The implied suggestion that politicians wouldn't have serious economic and ideological questions about DRIC/NITC without Moroun's largess is absurd. It suggests all members of the statehouse are for sale to the highest bidder. While I'm jaded, I'm not that jaded. Moroun propaganda aside, there are significant justification questions unanswered about NITC. I'm sure some undecided politicians might have been swayed by the money, but that doesn't mean there are not questions about the project.
FYI: I didn't research what state politicians have taken pro-DRIC union donations. They're out there, and I didn't suggest they match Moroun's. I'm sure they don't, but they're not insignificant and they're just as legal. My larger point is that people bitch about Moroun's donations, but choose to ignore that the unions also donate. It's the same system, and the unions are donating for their own gain, just like Moroun.

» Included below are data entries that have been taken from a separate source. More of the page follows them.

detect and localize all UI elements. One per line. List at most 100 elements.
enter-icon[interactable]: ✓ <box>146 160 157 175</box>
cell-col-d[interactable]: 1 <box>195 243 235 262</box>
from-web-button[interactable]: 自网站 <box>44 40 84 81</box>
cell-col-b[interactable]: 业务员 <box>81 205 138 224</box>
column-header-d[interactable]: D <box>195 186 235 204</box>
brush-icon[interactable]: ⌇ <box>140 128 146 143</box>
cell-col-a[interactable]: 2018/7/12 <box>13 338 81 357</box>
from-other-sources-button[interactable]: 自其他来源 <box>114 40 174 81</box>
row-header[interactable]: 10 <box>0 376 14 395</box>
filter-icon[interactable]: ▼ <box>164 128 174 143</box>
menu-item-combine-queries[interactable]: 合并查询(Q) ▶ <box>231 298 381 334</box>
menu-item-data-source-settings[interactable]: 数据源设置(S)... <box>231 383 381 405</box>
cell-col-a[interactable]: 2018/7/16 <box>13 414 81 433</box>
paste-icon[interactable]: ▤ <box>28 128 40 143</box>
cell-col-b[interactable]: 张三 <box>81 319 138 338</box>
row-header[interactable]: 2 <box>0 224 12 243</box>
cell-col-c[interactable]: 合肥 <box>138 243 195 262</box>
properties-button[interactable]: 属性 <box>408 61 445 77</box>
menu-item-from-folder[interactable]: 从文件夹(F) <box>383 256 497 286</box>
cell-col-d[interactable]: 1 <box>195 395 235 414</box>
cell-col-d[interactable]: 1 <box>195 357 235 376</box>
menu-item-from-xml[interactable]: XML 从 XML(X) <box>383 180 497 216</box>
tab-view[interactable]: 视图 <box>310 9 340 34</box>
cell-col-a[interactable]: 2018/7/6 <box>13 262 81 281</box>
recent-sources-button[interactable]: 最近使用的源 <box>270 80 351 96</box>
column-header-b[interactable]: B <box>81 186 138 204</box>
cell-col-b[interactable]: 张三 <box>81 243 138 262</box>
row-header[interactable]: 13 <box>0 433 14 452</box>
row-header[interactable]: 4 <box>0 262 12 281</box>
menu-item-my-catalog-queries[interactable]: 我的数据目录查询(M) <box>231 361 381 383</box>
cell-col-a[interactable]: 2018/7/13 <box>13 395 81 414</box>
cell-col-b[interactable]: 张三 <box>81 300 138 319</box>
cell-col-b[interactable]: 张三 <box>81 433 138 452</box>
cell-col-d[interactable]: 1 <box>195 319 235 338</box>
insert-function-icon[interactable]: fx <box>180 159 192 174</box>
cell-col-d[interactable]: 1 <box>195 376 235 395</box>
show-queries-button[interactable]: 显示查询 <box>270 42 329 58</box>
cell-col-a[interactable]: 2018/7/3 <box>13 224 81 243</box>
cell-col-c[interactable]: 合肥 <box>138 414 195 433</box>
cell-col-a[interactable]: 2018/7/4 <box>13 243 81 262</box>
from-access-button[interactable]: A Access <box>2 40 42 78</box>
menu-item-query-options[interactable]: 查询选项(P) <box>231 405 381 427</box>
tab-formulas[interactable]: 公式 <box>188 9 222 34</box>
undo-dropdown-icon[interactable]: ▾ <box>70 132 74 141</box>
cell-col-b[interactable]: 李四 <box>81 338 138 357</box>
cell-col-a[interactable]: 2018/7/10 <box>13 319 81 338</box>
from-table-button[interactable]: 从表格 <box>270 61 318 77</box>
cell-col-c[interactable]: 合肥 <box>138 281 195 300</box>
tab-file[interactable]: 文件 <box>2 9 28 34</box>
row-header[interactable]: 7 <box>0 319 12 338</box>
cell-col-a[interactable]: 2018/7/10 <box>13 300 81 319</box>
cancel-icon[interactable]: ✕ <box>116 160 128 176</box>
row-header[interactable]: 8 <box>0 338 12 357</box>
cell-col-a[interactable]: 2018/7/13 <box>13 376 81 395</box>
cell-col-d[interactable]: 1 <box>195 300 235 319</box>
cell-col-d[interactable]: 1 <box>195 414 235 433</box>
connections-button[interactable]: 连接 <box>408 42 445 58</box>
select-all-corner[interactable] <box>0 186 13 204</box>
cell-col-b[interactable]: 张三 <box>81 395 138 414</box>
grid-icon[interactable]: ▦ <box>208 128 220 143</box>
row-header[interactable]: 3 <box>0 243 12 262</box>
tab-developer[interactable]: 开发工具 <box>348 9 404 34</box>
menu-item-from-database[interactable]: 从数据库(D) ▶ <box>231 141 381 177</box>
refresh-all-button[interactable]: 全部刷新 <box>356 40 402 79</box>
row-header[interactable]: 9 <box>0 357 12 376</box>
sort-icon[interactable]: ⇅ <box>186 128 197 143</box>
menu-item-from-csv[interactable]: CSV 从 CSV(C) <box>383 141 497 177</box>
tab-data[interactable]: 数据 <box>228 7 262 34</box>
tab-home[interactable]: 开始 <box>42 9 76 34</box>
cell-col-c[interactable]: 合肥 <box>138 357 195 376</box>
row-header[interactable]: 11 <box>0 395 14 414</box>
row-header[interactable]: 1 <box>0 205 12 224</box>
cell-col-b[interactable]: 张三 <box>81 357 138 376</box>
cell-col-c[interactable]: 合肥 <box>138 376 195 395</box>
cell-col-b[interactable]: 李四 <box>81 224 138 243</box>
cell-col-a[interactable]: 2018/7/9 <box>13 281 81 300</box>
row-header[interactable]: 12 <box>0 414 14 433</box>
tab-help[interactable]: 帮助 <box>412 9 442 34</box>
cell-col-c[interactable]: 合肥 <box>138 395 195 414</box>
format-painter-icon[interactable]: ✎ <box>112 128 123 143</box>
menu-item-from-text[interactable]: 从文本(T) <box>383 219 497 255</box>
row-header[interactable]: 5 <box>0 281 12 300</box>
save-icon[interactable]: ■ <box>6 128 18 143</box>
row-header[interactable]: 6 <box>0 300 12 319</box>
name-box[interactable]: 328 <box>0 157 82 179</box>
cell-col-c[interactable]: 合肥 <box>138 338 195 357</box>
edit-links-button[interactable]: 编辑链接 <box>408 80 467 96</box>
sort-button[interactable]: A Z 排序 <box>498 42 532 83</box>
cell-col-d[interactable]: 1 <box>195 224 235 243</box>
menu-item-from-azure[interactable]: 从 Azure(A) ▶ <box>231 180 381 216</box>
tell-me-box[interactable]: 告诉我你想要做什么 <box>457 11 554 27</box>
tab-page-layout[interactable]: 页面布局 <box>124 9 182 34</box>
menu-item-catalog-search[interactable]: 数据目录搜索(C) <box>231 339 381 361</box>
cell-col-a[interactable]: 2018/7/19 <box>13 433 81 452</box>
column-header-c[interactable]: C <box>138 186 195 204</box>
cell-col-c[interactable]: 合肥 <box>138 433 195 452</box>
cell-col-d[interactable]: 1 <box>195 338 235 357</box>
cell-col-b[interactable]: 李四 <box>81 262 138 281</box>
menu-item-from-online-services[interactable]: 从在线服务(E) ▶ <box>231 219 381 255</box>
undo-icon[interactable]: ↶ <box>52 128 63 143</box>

The toll question is important because the Snyder administration is going around the state telling people that NITC is good for competition, and trying to spin NITC as a private-sector project instead of a government project -- an absolutely absurd notion that rivals some of the howlers from Moroun's camp. Anyway, the economic fundamentals of NITC don't work in a toll war. The private-sector bidders have already warned MDOT of that last year. We've been promised the bridge would pay for itself via tolls, but when the people who know what they're talking about -- the people who build and operate bridges -- said tolls won't cover the capital and operations costs, and they wanted publicly subsidies instead. That's when Canada's $550m offer emerged, because the project wasn't able to be financed as initially thought. Why? Because the traffic no longer even remotely justified the project. That's why we've seen the floating justifications since -- terrorism, construction jobs, competition. It used to be about moving vehicles over the right -- the reason you build a bridge.
The entire project is predicated on tolls and traffic projection that no one takes seriously except DRIC backers. The growth in trade with Canada hasn't corresponded with an increase in traffic. And the nonsense about Buffalo isn't worth talking about because it's the silliest of red herrings -- their FOUR current bridges didn't attract commercial traffic from Detroit, and it won't in the future. Also, keep in mind that the long-haul trucking industry sees Port Huron as part of the Detroit corridor.
And I totally agree on MEGA. The jobs numbers are bogus. Same with DRIC, according to the people who actually will be creating the construction jobs. It'll be about 600 jobs in Michigan, according to the construction unions. The 10K number was one of those "If Company X hires some iron workers, someone will open a coffee shop near the construction site, and that's 10 more jobs, and those people will need to buy stuff, so Target will hire more people ..."
In other words, the jobs numbers are simply propaganda. Everyone excited about the prospect of Delray being transformed into a bustling little trade burg just has to travel to Port Huron to see what MDOT's promises wrought there: Zilch. Commercial traffic passes through and rarely stops. The trains don't stop there. Port Huron was promised all sorts of things, and none of it came to pass -- and in the meantime, the city lost 2 percent of its tax base over the almost criminal boondoggle that is the plaza expansion up there.